As for the StringItem, that works, I haven't verified FileItem yet (I need to write a bit of code to test this too in a large tmp folder for each article we store). StringItem and FileItem work because they don't encounter the bug calling to getContentProvider and feed because I use an internally stored StringItem and FileItem smart ptr. I can test FileItem to be sure but I think it's ready to go. Is there a way to test mwoffliner with a large enough (doesn't need to be huge) archive to verify it works?

kelson42 commented 1 year ago

Is there a way to test mwoffliner with a large enough (doesn't need to be huge) archive to verify it works?

You mean with a big wikipedia and your PR?
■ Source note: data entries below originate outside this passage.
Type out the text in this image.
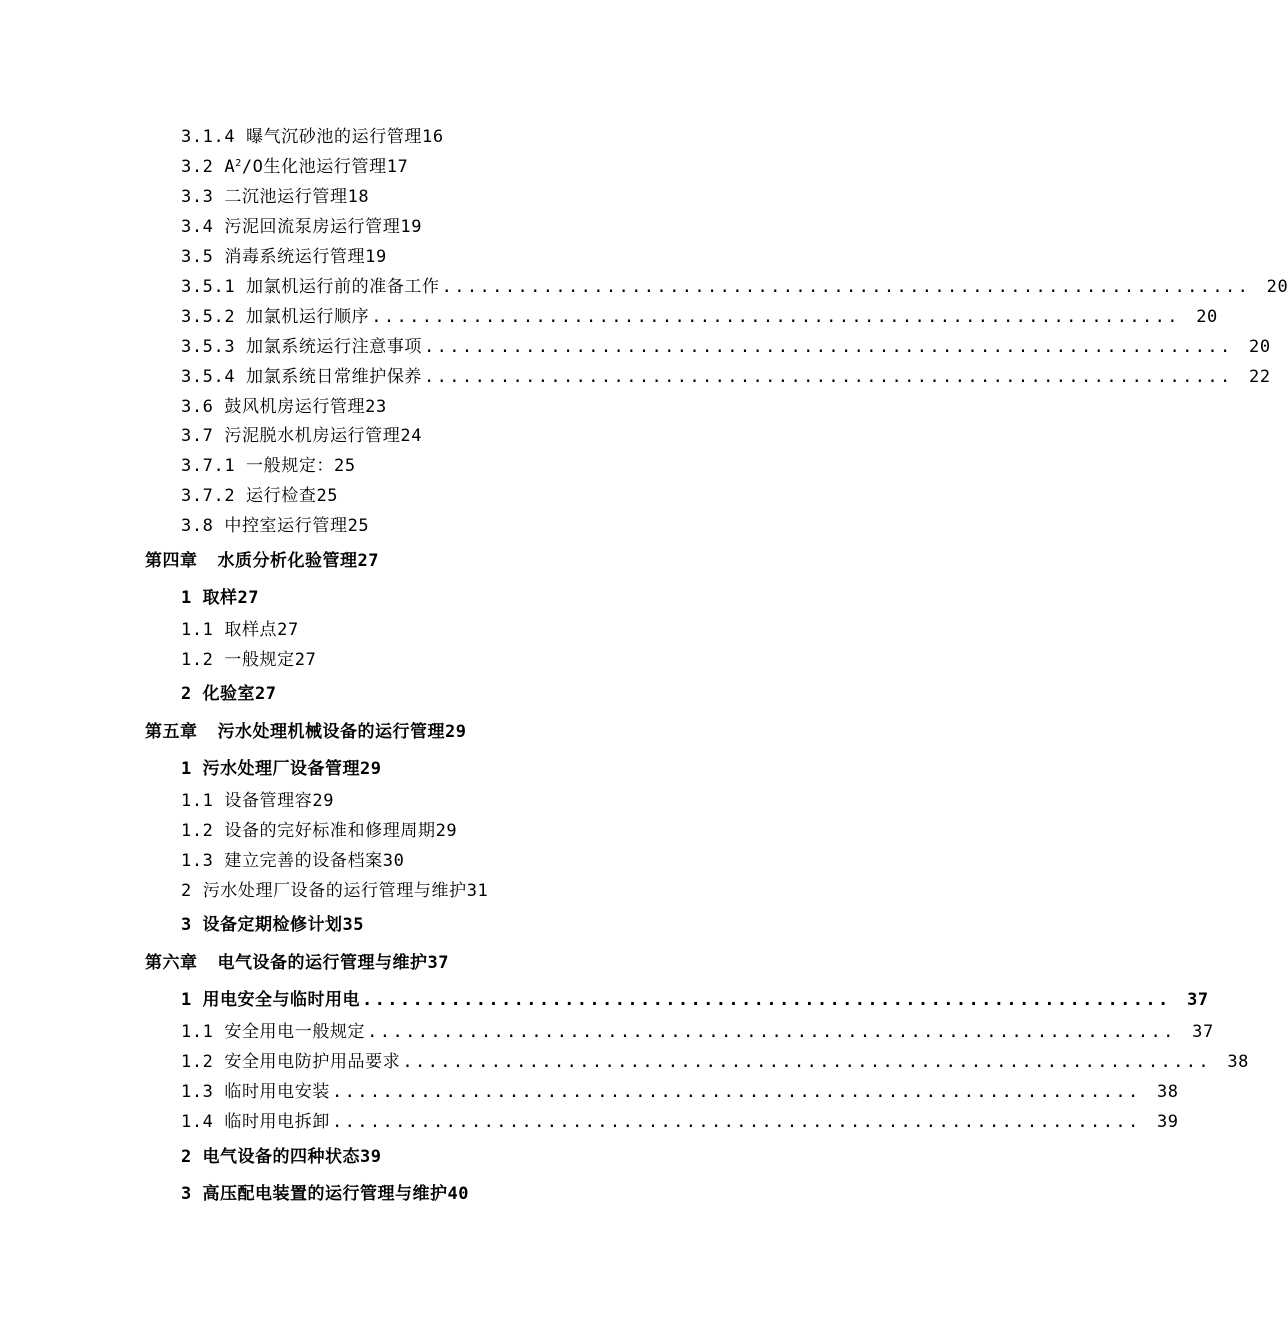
3.1.4 曝气沉砂池的运行管理16
3.2 $A^2/O$生化池运行管理17
3.3 二沉池运行管理18
3.4 污泥回流泵房运行管理19
3.5 消毒系统运行管理19
3.5.1 加氯机运行前的准备工作 ................................................................ 20
3.5.2 加氯机运行顺序 ................................................................ 20
3.5.3 加氯系统运行注意事项 ................................................................ 20
3.5.4 加氯系统日常维护保养 ................................................................ 22
3.6 鼓风机房运行管理23
3.7 污泥脱水机房运行管理24
3.7.1 一般规定：25
3.7.2 运行检查25
3.8 中控室运行管理25
第四章 水质分析化验管理27
1 取样27
1.1 取样点27
1.2 一般规定27
2 化验室27
第五章 污水处理机械设备的运行管理29
1 污水处理厂设备管理29
1.1 设备管理容29
1.2 设备的完好标准和修理周期29
1.3 建立完善的设备档案30
2 污水处理厂设备的运行管理与维护31
3 设备定期检修计划35
第六章 电气设备的运行管理与维护37
1 用电安全与临时用电 ................................................................ 37
1.1 安全用电一般规定 ................................................................ 37
1.2 安全用电防护用品要求 ................................................................ 38
1.3 临时用电安装 ................................................................ 38
1.4 临时用电拆卸 ................................................................ 39
2 电气设备的四种状态39
3 高压配电装置的运行管理与维护40
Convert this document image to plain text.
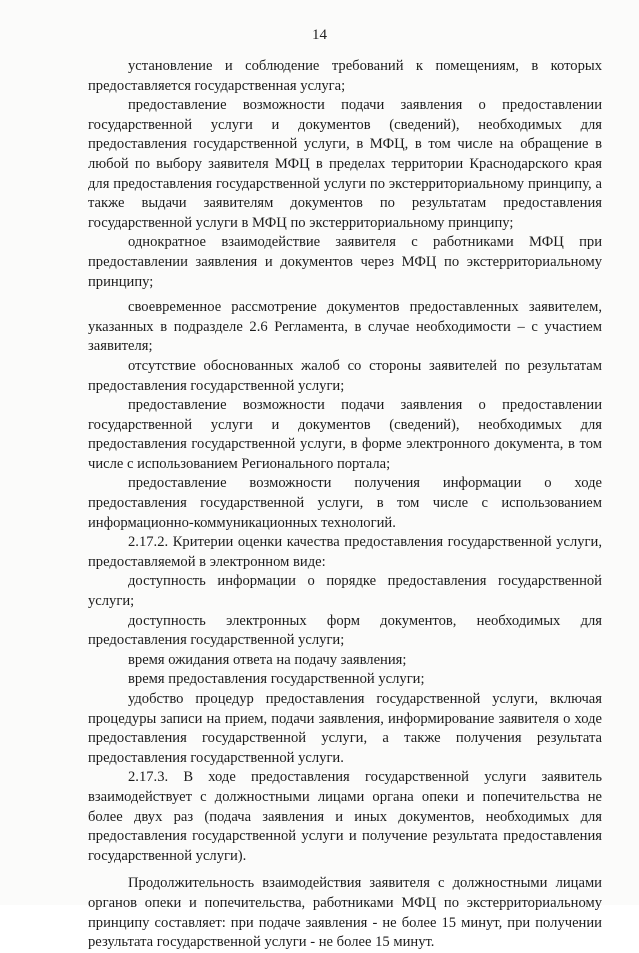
14

установление и соблюдение требований к помещениям, в которых предоставляется государственная услуга;

предоставление возможности подачи заявления о предоставлении государственной услуги и документов (сведений), необходимых для предоставления государственной услуги, в МФЦ, в том числе на обращение в любой по выбору заявителя МФЦ в пределах территории Краснодарского края для предоставления государственной услуги по экстерриториальному принципу, а также выдачи заявителям документов по результатам предоставления государственной услуги в МФЦ по экстерриториальному принципу;

однократное взаимодействие заявителя с работниками МФЦ при предоставлении заявления и документов через МФЦ по экстерриториальному принципу;

своевременное рассмотрение документов предоставленных заявителем, указанных в подразделе 2.6 Регламента, в случае необходимости – с участием заявителя;

отсутствие обоснованных жалоб со стороны заявителей по результатам предоставления государственной услуги;

предоставление возможности подачи заявления о предоставлении государственной услуги и документов (сведений), необходимых для предоставления государственной услуги, в форме электронного документа, в том числе с использованием Регионального портала;

предоставление возможности получения информации о ходе предоставления государственной услуги, в том числе с использованием информационно-коммуникационных технологий.

2.17.2. Критерии оценки качества предоставления государственной услуги, предоставляемой в электронном виде:

доступность информации о порядке предоставления государственной услуги;

доступность электронных форм документов, необходимых для предоставления государственной услуги;

время ожидания ответа на подачу заявления;

время предоставления государственной услуги;

удобство процедур предоставления государственной услуги, включая процедуры записи на прием, подачи заявления, информирование заявителя о ходе предоставления государственной услуги, а также получения результата предоставления государственной услуги.

2.17.3. В ходе предоставления государственной услуги заявитель взаимодействует с должностными лицами органа опеки и попечительства не более двух раз (подача заявления и иных документов, необходимых для предоставления государственной услуги и получение результата предоставления государственной услуги).

Продолжительность взаимодействия заявителя с должностными лицами органов опеки и попечительства, работниками МФЦ по экстерриториальному принципу составляет: при подаче заявления - не более 15 минут, при получении результата государственной услуги - не более 15 минут.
kelson42 commented 1 year ago

Considering that this bug does not impact our current scrapers AFAIK, I propose to release 3.0.0 with this bug, so we can move forward and benefit from all the work already done.

@kelvinhammond @mgautierfr Any thpughts?

kelvinhammond commented 1 year ago

Considering that this bug does not impact our current scrapers AFAIK, I propose to release 3.0.0 with this bug, so we can move forward and benefit from all the work already done.

@kelvinhammond @mgautierfr Any thpughts?

Sure, release it but include a note in the change notes please.